Now I come to my real argument, as a Christian, to fellow Christians. Despite the fact that we look towards heaven as an end to life's journey, this does not mean social work is negligible. In many books of the Bible, God calls for social justice. Basic verses speak volumes of helping the needy, standing up for the righteous, ensuring that justice is given out in the courts. The book of Amos even calls for the corrupt to be ridden of in the court.

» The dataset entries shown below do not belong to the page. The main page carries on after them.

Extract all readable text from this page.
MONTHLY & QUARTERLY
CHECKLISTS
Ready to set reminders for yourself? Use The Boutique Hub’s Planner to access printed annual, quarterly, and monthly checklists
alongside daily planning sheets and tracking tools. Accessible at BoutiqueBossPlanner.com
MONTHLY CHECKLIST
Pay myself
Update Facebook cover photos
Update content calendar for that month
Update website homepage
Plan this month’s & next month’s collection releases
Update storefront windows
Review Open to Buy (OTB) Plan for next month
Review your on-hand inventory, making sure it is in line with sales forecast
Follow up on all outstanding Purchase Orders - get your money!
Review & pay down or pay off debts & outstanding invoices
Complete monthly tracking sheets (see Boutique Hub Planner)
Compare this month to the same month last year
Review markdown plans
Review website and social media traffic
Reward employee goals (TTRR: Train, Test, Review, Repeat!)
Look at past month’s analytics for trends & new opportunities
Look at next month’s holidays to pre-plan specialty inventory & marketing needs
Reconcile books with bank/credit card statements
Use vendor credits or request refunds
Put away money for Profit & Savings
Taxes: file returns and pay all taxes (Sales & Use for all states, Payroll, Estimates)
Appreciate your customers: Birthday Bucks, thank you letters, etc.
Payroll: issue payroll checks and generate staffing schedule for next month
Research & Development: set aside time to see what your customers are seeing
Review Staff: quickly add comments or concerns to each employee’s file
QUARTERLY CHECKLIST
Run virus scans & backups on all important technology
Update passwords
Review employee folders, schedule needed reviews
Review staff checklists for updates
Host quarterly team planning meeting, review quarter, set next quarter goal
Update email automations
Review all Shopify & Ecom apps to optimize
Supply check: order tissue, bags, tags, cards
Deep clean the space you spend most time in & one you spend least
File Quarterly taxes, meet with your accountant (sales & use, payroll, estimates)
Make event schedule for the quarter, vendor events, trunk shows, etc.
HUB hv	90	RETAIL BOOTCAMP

My message is simply that, although Christians believe that the earth is temporal, it is still our responsibility to ensure suffering is eased. What is the difference then? The difference is this: Suffering exists, but God is the balm. Everything that we do should point towards God ultimately. Social justice needs to be called for at all levels because the ultimate judge is Him. Helping the poor and mistreated, the marginalised in society and the prisoners, those who are ostracised and weak – because all are created equal under His eyes.
While we look to the future and cast our eyes on what is unseen at this point in time, we are in the 'here and now', and are responsible for our fellow beings. Let us take heed.